Relatos de superação e esperança marcam ato pelo Outubro Rosa na Unacon
Publicado em 19/10/2019

Geral

Foto: João A. M. Filho

Susana enfatizou satisfação em proporcionar bem-estar às pacientes

Cerca de 60 familiares, pacientes e profissionais de saúde se reuniram ontem na Unidade de Oncologia de Alta Complexidade (Unacon) para participar da atividade “Saúde: Conversa e quitutes”, que se estendeu por toda tarde e teve programação voltada à conscientização e prevenção ao câncer de mama, em ação alusiva ao Outubro Rosa. O público participou de atividades culturais, rodas de conversas e palestras com profissionais da saúde, além de receber orientações e ouvir relatos de quem venceu a doença e atividade especial para promover a autoestima.

Profissionais

Segundo as enfermeiras Monique Gomes, 29 anos, e a farmacêutica Hanan Laila, 32, a ação, que acontece todos os anos, teve o diferencial de ser voltada em 2019 à população de Bagé. “Nossa ideia de fazer um bate-papo recebeu muitos apoios e teve recepção maravilhosa do público”, disse Hanan. Foi o primeiro trabalho dela, que atua desde 2013 na Unacon: “É uma troca de experiências diária, pois aprendemos muito com as histórias de superação de cada uma delas”. Por sua vez, Monique atua desde 2014 e ressaltou que a empatia da equipe com as pacientes ajuda a superar a fase do tratamento: “Nos colocamos no lugar do paciente para auxiliar na transposição das fases mais difíceis do processo”.

Experiências

Foi justamente sobre a fase mais difícil do tratamento que a operadora de caixa Viviane Lemos Berdet, 38, asseverou que o apoio da família, amigos e do grupo “Borboletas que cantam”, a fizeram superar as dificuldades na busca da cura. Ela teve o diagnóstico confirmado há cerca de quatro anos e passou por duas cirurgias.
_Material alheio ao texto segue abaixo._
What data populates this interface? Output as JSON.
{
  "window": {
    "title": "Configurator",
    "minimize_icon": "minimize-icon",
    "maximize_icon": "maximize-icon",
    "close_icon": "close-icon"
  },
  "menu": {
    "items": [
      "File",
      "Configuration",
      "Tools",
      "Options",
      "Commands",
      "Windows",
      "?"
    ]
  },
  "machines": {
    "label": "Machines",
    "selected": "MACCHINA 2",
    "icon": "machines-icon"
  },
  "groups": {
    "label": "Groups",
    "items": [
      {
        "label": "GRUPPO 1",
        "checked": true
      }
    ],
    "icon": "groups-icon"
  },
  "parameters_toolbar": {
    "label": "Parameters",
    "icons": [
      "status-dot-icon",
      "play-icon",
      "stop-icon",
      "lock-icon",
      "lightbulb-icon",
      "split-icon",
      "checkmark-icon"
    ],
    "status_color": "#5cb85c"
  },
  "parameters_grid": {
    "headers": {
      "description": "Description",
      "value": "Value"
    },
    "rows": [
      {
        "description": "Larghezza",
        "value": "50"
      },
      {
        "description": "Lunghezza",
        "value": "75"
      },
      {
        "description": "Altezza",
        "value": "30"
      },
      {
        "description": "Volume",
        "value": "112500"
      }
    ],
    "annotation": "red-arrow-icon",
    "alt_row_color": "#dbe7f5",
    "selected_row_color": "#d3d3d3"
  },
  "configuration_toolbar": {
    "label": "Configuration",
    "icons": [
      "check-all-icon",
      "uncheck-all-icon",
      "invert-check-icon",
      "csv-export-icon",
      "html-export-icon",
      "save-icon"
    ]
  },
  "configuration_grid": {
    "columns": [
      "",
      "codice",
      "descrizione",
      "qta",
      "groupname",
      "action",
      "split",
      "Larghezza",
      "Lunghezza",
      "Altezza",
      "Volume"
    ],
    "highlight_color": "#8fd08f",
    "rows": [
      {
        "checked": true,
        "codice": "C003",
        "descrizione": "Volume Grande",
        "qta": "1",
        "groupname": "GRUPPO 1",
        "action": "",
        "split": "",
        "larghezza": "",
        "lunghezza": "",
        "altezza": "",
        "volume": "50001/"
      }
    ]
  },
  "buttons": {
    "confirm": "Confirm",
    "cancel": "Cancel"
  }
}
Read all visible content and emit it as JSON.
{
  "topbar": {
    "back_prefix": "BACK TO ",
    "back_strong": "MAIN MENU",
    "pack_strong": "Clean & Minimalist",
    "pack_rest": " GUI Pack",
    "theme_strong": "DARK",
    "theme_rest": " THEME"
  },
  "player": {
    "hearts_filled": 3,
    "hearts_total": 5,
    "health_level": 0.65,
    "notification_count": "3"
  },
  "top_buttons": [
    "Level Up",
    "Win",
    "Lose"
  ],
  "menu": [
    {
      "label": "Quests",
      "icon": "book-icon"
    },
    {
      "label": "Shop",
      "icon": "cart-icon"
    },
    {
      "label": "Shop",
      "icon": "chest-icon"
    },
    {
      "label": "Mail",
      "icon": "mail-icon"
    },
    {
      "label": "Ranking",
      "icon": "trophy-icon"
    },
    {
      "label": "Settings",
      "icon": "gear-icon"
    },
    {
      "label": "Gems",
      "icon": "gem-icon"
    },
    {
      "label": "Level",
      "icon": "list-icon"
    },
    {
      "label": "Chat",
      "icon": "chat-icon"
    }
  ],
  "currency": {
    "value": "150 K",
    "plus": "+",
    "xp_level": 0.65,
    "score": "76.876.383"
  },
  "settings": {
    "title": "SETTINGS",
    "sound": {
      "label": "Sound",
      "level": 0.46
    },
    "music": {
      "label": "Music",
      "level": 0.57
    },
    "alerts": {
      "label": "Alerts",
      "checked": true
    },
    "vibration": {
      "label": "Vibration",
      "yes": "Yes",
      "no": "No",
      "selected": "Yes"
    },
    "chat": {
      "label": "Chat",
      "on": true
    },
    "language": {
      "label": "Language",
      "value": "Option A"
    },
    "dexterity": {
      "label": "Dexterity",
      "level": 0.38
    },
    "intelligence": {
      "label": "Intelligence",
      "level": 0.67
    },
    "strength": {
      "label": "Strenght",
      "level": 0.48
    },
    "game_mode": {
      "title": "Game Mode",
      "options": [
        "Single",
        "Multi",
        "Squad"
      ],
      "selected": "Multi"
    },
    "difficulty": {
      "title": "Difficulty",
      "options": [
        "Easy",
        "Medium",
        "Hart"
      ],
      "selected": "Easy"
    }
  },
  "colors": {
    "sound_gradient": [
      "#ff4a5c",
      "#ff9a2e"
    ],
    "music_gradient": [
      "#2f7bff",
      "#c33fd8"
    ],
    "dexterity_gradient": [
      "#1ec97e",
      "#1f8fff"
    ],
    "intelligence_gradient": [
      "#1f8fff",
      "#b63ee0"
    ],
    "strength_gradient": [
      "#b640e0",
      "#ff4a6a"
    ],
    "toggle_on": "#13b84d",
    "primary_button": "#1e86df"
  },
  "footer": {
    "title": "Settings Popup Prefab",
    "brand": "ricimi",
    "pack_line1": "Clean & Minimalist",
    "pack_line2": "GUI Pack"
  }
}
Hoje, ela mantém acompanhamento regular, porém, foi com o apoio do suporte do grupo e da família que Viviane realizou o sonho de ser mãe, novamente. “Quando soube do câncer, pensei ser uma sentença de morte e não queria contar para a minha família. Foi com acompanhamento psicológico e muito apoio da equipe da Unacon que consegui superar a doença e muito da minha motivação veio de poder ver meu filho, Gabriel Felipe Berdet da Fontoura, 19, crescer e chegar à vida adulta. Venci por ele”, disse.
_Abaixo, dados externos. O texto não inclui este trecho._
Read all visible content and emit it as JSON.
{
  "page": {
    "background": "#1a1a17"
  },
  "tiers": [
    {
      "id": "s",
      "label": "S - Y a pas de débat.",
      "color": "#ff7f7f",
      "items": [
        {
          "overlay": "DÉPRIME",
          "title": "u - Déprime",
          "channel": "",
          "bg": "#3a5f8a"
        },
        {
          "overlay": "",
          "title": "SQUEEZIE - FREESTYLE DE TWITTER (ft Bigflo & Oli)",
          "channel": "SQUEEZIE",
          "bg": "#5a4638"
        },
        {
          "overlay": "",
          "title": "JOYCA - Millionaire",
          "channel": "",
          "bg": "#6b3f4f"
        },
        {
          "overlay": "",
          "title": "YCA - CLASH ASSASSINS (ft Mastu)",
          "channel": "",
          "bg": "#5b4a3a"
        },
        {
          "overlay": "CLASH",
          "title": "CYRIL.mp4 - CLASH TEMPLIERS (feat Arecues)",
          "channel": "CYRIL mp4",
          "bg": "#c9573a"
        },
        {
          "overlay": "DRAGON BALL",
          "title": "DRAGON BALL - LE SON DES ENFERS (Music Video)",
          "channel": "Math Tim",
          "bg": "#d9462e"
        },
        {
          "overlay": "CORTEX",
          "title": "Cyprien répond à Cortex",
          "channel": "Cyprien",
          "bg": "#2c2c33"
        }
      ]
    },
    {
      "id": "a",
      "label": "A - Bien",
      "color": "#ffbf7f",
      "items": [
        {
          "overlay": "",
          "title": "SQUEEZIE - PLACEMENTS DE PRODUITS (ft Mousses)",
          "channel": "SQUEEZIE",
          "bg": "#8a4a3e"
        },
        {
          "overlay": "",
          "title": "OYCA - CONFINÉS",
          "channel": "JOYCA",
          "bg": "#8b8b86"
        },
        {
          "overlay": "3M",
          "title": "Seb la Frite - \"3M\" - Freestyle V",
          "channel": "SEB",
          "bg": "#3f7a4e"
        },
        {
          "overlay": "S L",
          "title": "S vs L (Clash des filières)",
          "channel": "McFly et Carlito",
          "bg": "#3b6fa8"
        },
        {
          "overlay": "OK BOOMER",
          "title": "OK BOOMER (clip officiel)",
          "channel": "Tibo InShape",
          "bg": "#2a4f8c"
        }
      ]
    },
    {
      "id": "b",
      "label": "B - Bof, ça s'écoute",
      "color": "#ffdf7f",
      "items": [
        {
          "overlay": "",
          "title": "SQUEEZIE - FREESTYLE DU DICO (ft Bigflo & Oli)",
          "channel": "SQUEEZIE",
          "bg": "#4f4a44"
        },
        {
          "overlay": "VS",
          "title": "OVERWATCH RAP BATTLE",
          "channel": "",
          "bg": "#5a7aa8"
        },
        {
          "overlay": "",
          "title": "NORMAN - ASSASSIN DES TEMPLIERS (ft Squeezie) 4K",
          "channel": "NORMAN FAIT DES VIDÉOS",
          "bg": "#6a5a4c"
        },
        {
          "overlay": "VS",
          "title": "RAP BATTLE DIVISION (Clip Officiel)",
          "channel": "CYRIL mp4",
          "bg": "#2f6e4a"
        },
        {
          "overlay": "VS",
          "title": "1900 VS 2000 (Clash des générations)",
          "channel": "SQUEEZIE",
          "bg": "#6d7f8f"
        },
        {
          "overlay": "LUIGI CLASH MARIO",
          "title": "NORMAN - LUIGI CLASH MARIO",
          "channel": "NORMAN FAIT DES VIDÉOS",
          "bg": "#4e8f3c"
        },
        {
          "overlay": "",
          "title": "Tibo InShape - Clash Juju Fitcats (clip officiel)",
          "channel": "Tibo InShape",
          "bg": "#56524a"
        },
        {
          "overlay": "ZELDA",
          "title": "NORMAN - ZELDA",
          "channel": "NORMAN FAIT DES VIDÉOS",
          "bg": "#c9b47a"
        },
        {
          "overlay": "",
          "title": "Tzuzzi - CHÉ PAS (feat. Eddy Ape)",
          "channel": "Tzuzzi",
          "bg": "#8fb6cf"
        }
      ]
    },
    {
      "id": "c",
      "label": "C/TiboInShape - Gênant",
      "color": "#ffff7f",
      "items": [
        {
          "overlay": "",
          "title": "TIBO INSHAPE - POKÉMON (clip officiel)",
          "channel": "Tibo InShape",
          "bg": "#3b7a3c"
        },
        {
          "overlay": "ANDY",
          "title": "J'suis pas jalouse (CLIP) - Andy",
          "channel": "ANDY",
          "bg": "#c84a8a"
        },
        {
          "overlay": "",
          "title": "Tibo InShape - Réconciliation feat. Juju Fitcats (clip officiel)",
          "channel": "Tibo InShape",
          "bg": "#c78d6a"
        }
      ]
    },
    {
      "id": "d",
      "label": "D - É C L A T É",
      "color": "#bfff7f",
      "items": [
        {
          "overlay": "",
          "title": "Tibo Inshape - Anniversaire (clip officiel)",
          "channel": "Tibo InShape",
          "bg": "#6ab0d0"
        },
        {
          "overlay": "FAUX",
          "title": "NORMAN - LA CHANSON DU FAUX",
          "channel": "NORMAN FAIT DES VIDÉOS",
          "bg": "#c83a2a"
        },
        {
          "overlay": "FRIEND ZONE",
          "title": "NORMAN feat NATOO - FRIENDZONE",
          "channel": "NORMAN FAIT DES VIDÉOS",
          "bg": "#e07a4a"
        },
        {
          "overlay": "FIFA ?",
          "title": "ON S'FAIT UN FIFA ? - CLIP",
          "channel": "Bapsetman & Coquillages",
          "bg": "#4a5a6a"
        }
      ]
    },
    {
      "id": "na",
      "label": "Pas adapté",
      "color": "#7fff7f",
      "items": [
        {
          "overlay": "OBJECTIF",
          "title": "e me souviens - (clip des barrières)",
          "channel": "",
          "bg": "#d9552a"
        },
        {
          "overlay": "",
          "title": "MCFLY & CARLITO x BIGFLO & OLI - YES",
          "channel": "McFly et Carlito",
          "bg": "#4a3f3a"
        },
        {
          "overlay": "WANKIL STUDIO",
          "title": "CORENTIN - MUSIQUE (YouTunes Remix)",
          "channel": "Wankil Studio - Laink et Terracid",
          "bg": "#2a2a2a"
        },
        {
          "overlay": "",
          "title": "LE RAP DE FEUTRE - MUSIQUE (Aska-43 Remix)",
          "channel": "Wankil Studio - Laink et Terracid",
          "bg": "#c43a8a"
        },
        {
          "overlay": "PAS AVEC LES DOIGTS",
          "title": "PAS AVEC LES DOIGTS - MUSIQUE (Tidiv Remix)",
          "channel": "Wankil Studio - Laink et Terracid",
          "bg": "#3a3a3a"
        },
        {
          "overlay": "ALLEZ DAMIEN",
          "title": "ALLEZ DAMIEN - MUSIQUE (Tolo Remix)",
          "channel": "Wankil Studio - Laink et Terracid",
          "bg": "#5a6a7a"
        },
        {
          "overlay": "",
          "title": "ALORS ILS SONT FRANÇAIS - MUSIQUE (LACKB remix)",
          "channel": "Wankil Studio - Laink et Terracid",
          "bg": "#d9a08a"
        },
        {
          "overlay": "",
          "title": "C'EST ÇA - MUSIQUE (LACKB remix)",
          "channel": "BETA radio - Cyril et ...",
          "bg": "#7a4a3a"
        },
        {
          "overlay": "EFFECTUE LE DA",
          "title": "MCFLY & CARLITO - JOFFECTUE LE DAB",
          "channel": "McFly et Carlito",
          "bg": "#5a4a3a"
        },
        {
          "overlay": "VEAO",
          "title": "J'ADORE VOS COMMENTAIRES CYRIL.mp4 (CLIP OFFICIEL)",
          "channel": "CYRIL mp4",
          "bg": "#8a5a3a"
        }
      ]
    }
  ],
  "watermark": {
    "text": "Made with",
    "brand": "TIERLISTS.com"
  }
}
O sorriso  e a tranquilidade da professora aposentada Lídia Maria Lopes da Silva, 63, contrasta com a história de desafios que enfrenta desde 2011. Desde então, ela passou por seis cirurgias, três delas neste ano. Contudo, ela tem superado cada obstáculo com o apoio da família, amigos e também pela participação no grupo Borboletas que cantam. “O que me leva sempre adiante é a fé, a minha família, os amigos e a confiança no trabalho da Unacon, além do suporte que encontro entre as Borboletas”, frisou. Acompanhada de perto pela sobrinha, Milena da Silva Dias, 11, ela disse que se sente segura para seguir em frente, enquanto Milena comentou: “Ela sempre me ajudou quando precisei e agora ela precisa de nós”.

Vitoriosa

A data de ontem marcou um acontecimento especial para a produtora rural Izimari Mazzini, 56. É que ela fez a última sessão de quimioterapia e continuará o acompanhamento, porém, com a certeza é que o pior já passou. Para marcar a nova fase, ela recebeu tratamento especial da maquiadora e micropigmentadora Susana Freitas, 32, que enfatizou que realiza o sonho de poder auxiliar as pessoas a recuperar a autoestima. “Sempre foi um desejo que através do meu trabalho, pudesse proporcionar bem-estar, qualidade de vida e resgatar a autoestima dessas guerreiras nesse momento difícil”, comentou.

Izimari passou por uma cirurgia e seis sessões de quimioterapia, e ressaltou que superou todos os obstáculos com apoio da família. “Sempre tem altos e baixos, porém, tem que ter fé e acreditar, seguir em frente”, afirmou. Foi justamente o diagnóstico e a intervenção precoce que garantiram o resultado. Conforme Hanan, 95% dos casos de câncer de mama são curáveis, se detectados na fase inicial, por isso, a prevenção é necessária. “É preciso compreender que o diagnóstico não é uma sentença e que a cura é possível”, sustentou. “Aprendi aqui que existe vida e esperança”, acrescentou Viviane. “Nunca desista”, disse Lídia.